Hace muchos años, yo escribí una columna sobre Papelucho, un niño fantástico que cuenta la historia de Chile con un tono sencillo, serio, interesante, más un poco de fantasía, frescura, intriga y poesía, requisitos básicos para que un libro infantil llegue a ser coleccionable y los niños quieran leer. Al día siguiente de publicarse esa columna, recibí uno de los correos más generosos que he leído en toda mi vida. Lo firmaba, con un saludo cordial, Rocío Vélez de Piedrahíta, una de mis maestras silenciosas y admirada profundamente, una mujer que de lo importante que era para mí, después de leerla por años, no había podido hablarle. ¿Uno qué le dice a la gente que es fundamental en su vida? Yo todavía no sé.

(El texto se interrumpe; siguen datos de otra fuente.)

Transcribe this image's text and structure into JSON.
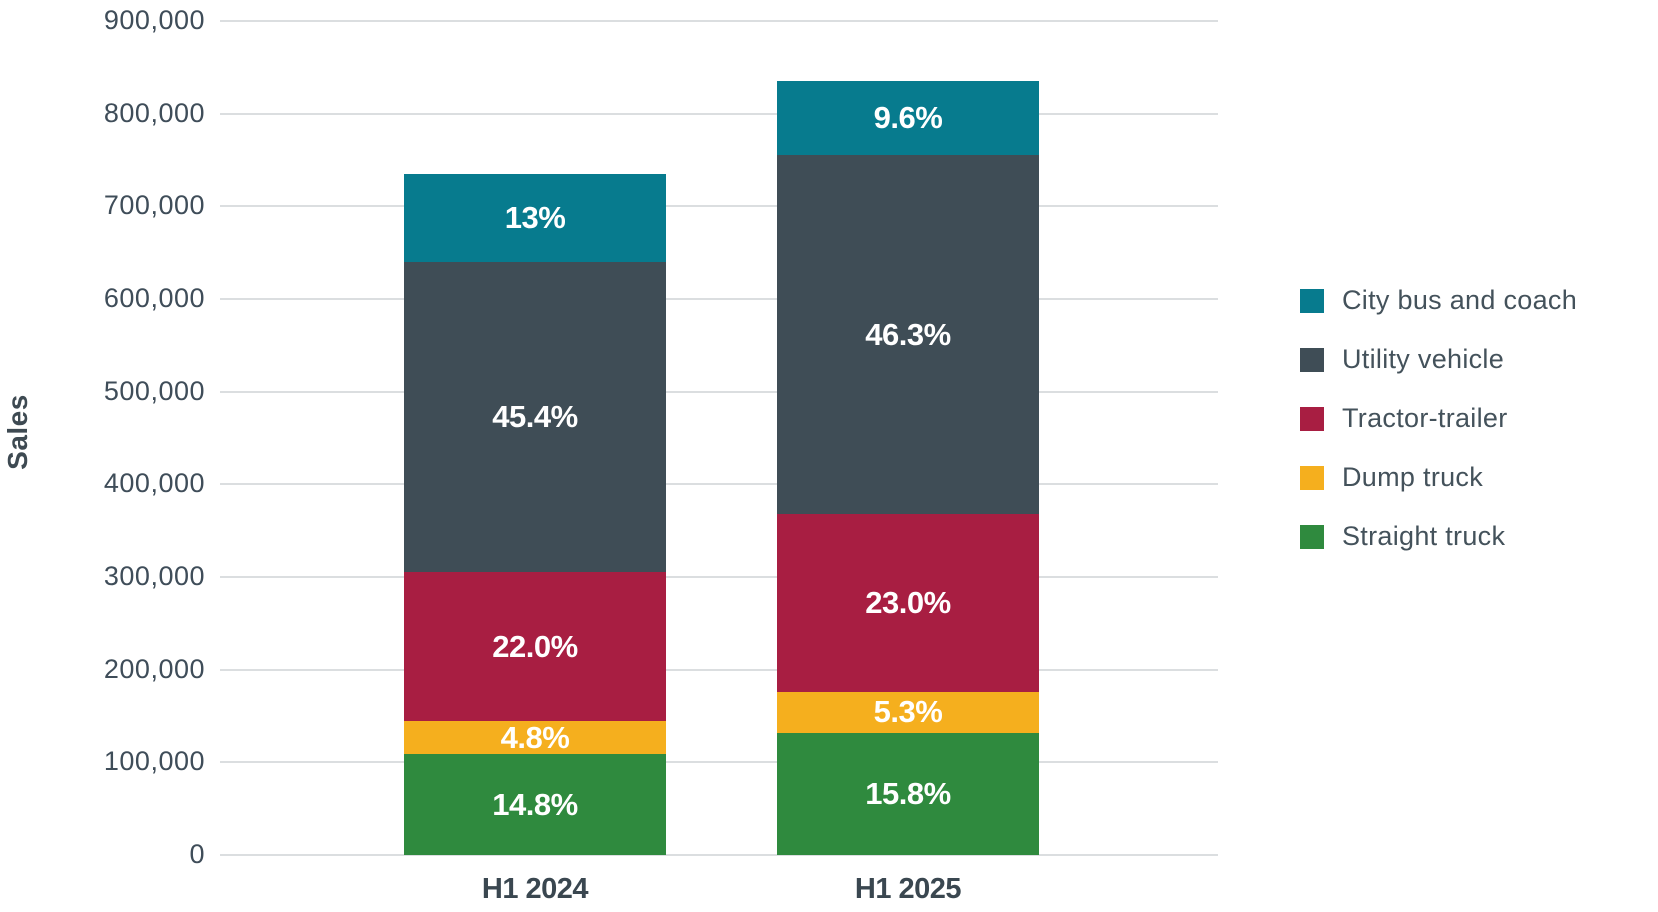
{
  "page": {
    "background": "#ffffff"
  },
  "chart_data": {
    "type": "bar",
    "stacked": true,
    "title": "",
    "xlabel": "",
    "ylabel": "Sales",
    "categories": [
      "H1 2024",
      "H1 2025"
    ],
    "series": [
      {
        "name": "Straight truck",
        "color": "#2F8A3E",
        "values": [
          108800,
          131900
        ],
        "labels": [
          "14.8%",
          "15.8%"
        ]
      },
      {
        "name": "Dump truck",
        "color": "#F5AF1E",
        "values": [
          35300,
          44300
        ],
        "labels": [
          "4.8%",
          "5.3%"
        ]
      },
      {
        "name": "Tractor-trailer",
        "color": "#A81E42",
        "values": [
          161700,
          192100
        ],
        "labels": [
          "22.0%",
          "23.0%"
        ]
      },
      {
        "name": "Utility vehicle",
        "color": "#3F4D56",
        "values": [
          333700,
          386600
        ],
        "labels": [
          "45.4%",
          "46.3%"
        ]
      },
      {
        "name": "City bus and coach",
        "color": "#077B8E",
        "values": [
          95600,
          80200
        ],
        "labels": [
          "13%",
          "9.6%"
        ]
      }
    ],
    "totals_estimated": [
      735000,
      835000
    ],
    "ylim": [
      0,
      900000
    ],
    "ytick_step": 100000,
    "yticks": [
      {
        "value": 0,
        "label": "0"
      },
      {
        "value": 100000,
        "label": "100,000"
      },
      {
        "value": 200000,
        "label": "200,000"
      },
      {
        "value": 300000,
        "label": "300,000"
      },
      {
        "value": 400000,
        "label": "400,000"
      },
      {
        "value": 500000,
        "label": "500,000"
      },
      {
        "value": 600000,
        "label": "600,000"
      },
      {
        "value": 700000,
        "label": "700,000"
      },
      {
        "value": 800000,
        "label": "800,000"
      },
      {
        "value": 900000,
        "label": "900,000"
      }
    ],
    "grid": true,
    "legend_position": "right",
    "legend_order": [
      "City bus and coach",
      "Utility vehicle",
      "Tractor-trailer",
      "Dump truck",
      "Straight truck"
    ]
  },
  "colors": {
    "grid": "#DBDEE0",
    "tick_text": "#3F4D59",
    "axis_title_text": "#3E4A52",
    "category_text": "#3A4750",
    "legend_text": "#44525B",
    "segment_label_text": "#FFFFFF"
  }
}
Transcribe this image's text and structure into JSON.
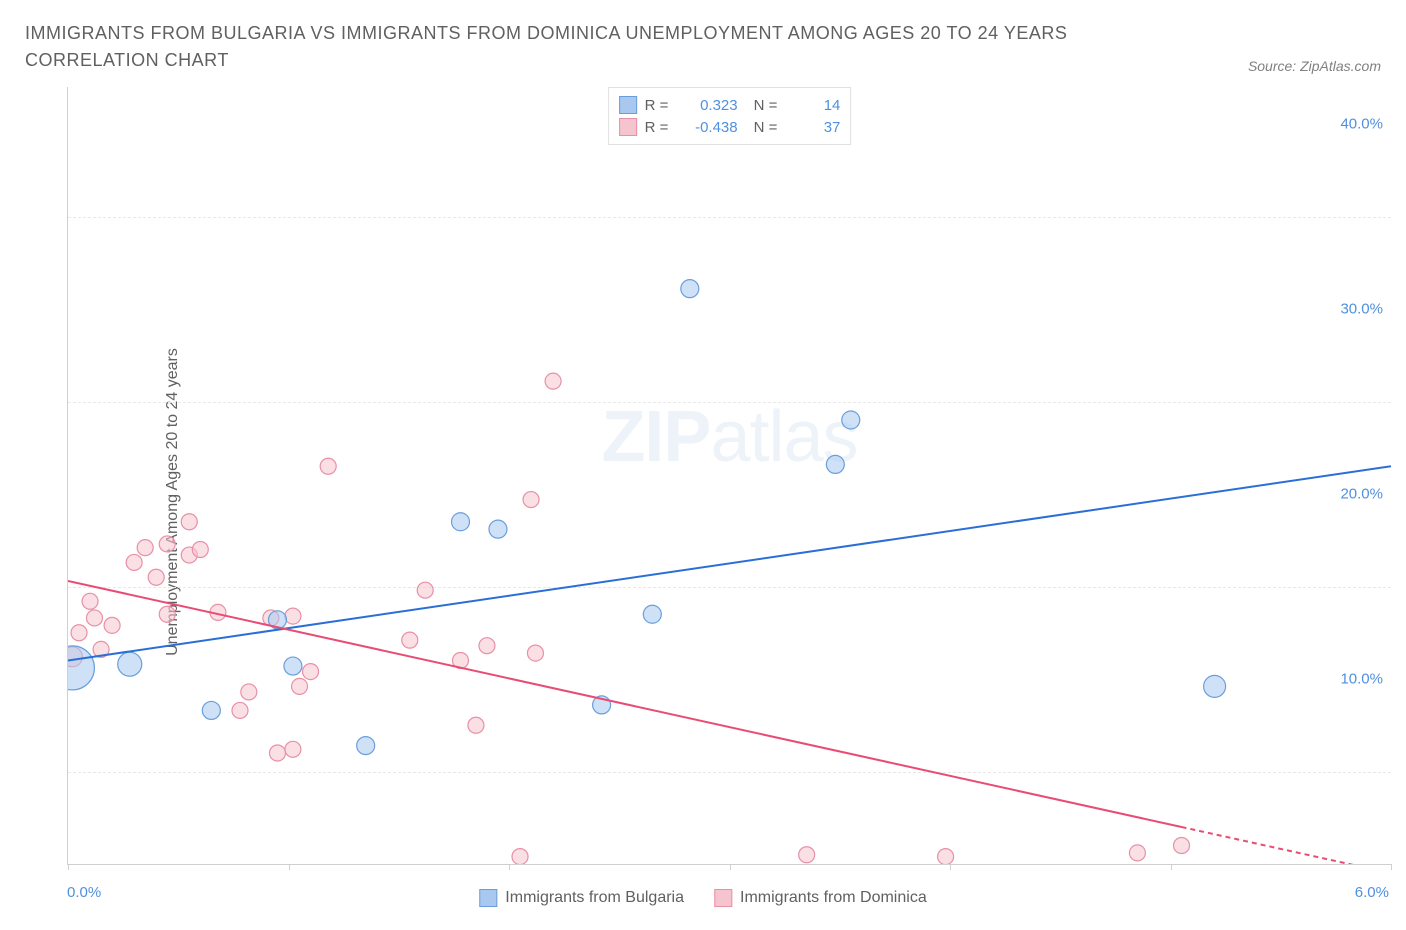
{
  "title": "IMMIGRANTS FROM BULGARIA VS IMMIGRANTS FROM DOMINICA UNEMPLOYMENT AMONG AGES 20 TO 24 YEARS CORRELATION CHART",
  "source_label": "Source: ZipAtlas.com",
  "y_axis_label": "Unemployment Among Ages 20 to 24 years",
  "watermark": {
    "zip": "ZIP",
    "atlas": "atlas"
  },
  "chart": {
    "type": "scatter",
    "background_color": "#ffffff",
    "grid_color": "#e8e8e8",
    "axis_color": "#d0d0d0",
    "x_range": [
      0.0,
      6.0
    ],
    "y_range": [
      0.0,
      42.0
    ],
    "y_right_ticks": [
      10.0,
      20.0,
      30.0,
      40.0
    ],
    "y_right_tick_labels": [
      "10.0%",
      "20.0%",
      "30.0%",
      "40.0%"
    ],
    "y_grid_positions": [
      5,
      15,
      25,
      35
    ],
    "x_left_label": "0.0%",
    "x_right_label": "6.0%",
    "x_ticks": [
      0,
      1,
      2,
      3,
      4,
      5,
      6
    ],
    "tick_label_color": "#5090e0",
    "axis_label_color": "#606060",
    "axis_label_fontsize": 16,
    "tick_label_fontsize": 15
  },
  "series": {
    "bulgaria": {
      "label": "Immigrants from Bulgaria",
      "fill_color": "#a8c8f0",
      "stroke_color": "#6a9edb",
      "fill_opacity": 0.55,
      "line_color": "#2a6fd6",
      "line_width": 2,
      "marker_radius": 9,
      "R": "0.323",
      "N": "14",
      "trend": {
        "x1": 0.0,
        "y1": 11.0,
        "x2": 6.0,
        "y2": 21.5
      },
      "points": [
        {
          "x": 0.02,
          "y": 10.6,
          "r": 22
        },
        {
          "x": 0.28,
          "y": 10.8,
          "r": 12
        },
        {
          "x": 0.65,
          "y": 8.3,
          "r": 9
        },
        {
          "x": 0.95,
          "y": 13.2,
          "r": 9
        },
        {
          "x": 1.02,
          "y": 10.7,
          "r": 9
        },
        {
          "x": 1.35,
          "y": 6.4,
          "r": 9
        },
        {
          "x": 1.78,
          "y": 18.5,
          "r": 9
        },
        {
          "x": 1.95,
          "y": 18.1,
          "r": 9
        },
        {
          "x": 2.42,
          "y": 8.6,
          "r": 9
        },
        {
          "x": 2.65,
          "y": 13.5,
          "r": 9
        },
        {
          "x": 2.82,
          "y": 31.1,
          "r": 9
        },
        {
          "x": 3.48,
          "y": 21.6,
          "r": 9
        },
        {
          "x": 3.55,
          "y": 24.0,
          "r": 9
        },
        {
          "x": 5.2,
          "y": 9.6,
          "r": 11
        }
      ]
    },
    "dominica": {
      "label": "Immigrants from Dominica",
      "fill_color": "#f6c4cf",
      "stroke_color": "#e890a5",
      "fill_opacity": 0.55,
      "line_color": "#e84c74",
      "line_width": 2,
      "marker_radius": 8,
      "R": "-0.438",
      "N": "37",
      "trend_solid": {
        "x1": 0.0,
        "y1": 15.3,
        "x2": 5.05,
        "y2": 2.0
      },
      "trend_dashed": {
        "x1": 5.05,
        "y1": 2.0,
        "x2": 6.0,
        "y2": -0.5
      },
      "points": [
        {
          "x": 0.02,
          "y": 11.2,
          "r": 10
        },
        {
          "x": 0.05,
          "y": 12.5,
          "r": 8
        },
        {
          "x": 0.1,
          "y": 14.2,
          "r": 8
        },
        {
          "x": 0.12,
          "y": 13.3,
          "r": 8
        },
        {
          "x": 0.15,
          "y": 11.6,
          "r": 8
        },
        {
          "x": 0.2,
          "y": 12.9,
          "r": 8
        },
        {
          "x": 0.3,
          "y": 16.3,
          "r": 8
        },
        {
          "x": 0.35,
          "y": 17.1,
          "r": 8
        },
        {
          "x": 0.4,
          "y": 15.5,
          "r": 8
        },
        {
          "x": 0.45,
          "y": 17.3,
          "r": 8
        },
        {
          "x": 0.45,
          "y": 13.5,
          "r": 8
        },
        {
          "x": 0.55,
          "y": 18.5,
          "r": 8
        },
        {
          "x": 0.55,
          "y": 16.7,
          "r": 8
        },
        {
          "x": 0.6,
          "y": 17.0,
          "r": 8
        },
        {
          "x": 0.68,
          "y": 13.6,
          "r": 8
        },
        {
          "x": 0.78,
          "y": 8.3,
          "r": 8
        },
        {
          "x": 0.82,
          "y": 9.3,
          "r": 8
        },
        {
          "x": 0.92,
          "y": 13.3,
          "r": 8
        },
        {
          "x": 0.95,
          "y": 6.0,
          "r": 8
        },
        {
          "x": 1.02,
          "y": 6.2,
          "r": 8
        },
        {
          "x": 1.02,
          "y": 13.4,
          "r": 8
        },
        {
          "x": 1.05,
          "y": 9.6,
          "r": 8
        },
        {
          "x": 1.1,
          "y": 10.4,
          "r": 8
        },
        {
          "x": 1.18,
          "y": 21.5,
          "r": 8
        },
        {
          "x": 1.55,
          "y": 12.1,
          "r": 8
        },
        {
          "x": 1.62,
          "y": 14.8,
          "r": 8
        },
        {
          "x": 1.78,
          "y": 11.0,
          "r": 8
        },
        {
          "x": 1.85,
          "y": 7.5,
          "r": 8
        },
        {
          "x": 1.9,
          "y": 11.8,
          "r": 8
        },
        {
          "x": 2.05,
          "y": 0.4,
          "r": 8
        },
        {
          "x": 2.1,
          "y": 19.7,
          "r": 8
        },
        {
          "x": 2.12,
          "y": 11.4,
          "r": 8
        },
        {
          "x": 2.2,
          "y": 26.1,
          "r": 8
        },
        {
          "x": 3.35,
          "y": 0.5,
          "r": 8
        },
        {
          "x": 3.98,
          "y": 0.4,
          "r": 8
        },
        {
          "x": 4.85,
          "y": 0.6,
          "r": 8
        },
        {
          "x": 5.05,
          "y": 1.0,
          "r": 8
        }
      ]
    }
  },
  "legend_stats_labels": {
    "R": "R =",
    "N": "N ="
  }
}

El correo, me tomo el atrevimiento de citarlo aquí, decía lo siguiente: “Apreciado Diego: usted es el indicado para iniciar un Papelucho colombiano, no lo vacile. Se podrían sacar ejemplares durante mucho tiempo sobre los temas que se fueran presentando. Le aconsejo que mire un intento que hizo Ernesto González en 1979, Juan Grillín, un niño que recorre a Colombia al lomo de un gallinazo. Tenía el inconveniente de un exceso de mensajes demasiado explícitos que entorpecían la narración, pero tenía episodios estupendos y una idea muy buena. Colombia da para mucho y a los niños les está haciendo falta material entretenido y a la vez serio, de calidad y agradable de mirar. Aquí hay excelentes ilustradores. Piénselo…”.

La idea era más que estupenda, y acepté semejante aventura solo si ella me acompañaba en todo el proceso, nadie como ella conocía la literatura infantil del mundo. Apenas pudimos hacer un mínimo bosquejo y nos llenamos de ilusión, pero el día a día nos devoró a ambos, ella estaba en ese momento trabajando en una biografía sobre Marco Fidel Suárez y yo estaba siendo devorado lentamente por Bogotá y un montón de proyectos.

La primera y última vez que tuvimos una cita fue en 2013, en un café por San Lucas que seleccionó ella y a donde la vi llegar muy elegante con un libro bajo el brazo, “El sietecueros de Lía”, uno de los libros que ella más quería. Cuando nos despedimos lo firmó para mí y quedamos de vernos nuevamente para prestarme sus fabulosas crónicas, “Entre nos”, que son inconseguibles y que ahora, más que nunca, deberían reeditarse. Pero el próximo encuentro nunca ocurrió, se nos fue yendo el tiempo como si creyéramos fervientemente que la vida es eterna. Solo de vez en cuando nos escribíamos. Cuando asumí la dirección de la Fiesta del Libro, quise invitarla a ella y a Lucila González de Chaves, mi otra maestra invisible, a una charla que también debía ser un homenaje, ambas declinaron por temas de salud.

Me duele no haber podido conversar otra vez con la dama de la literatura antioqueña que fue Rocío Vélez de Piedrahíta, me duele no haberle escrito más, me duele que se haya muerto y no me haya dicho el porqué. A mujeres como ella debería prohibírseles que se mueran.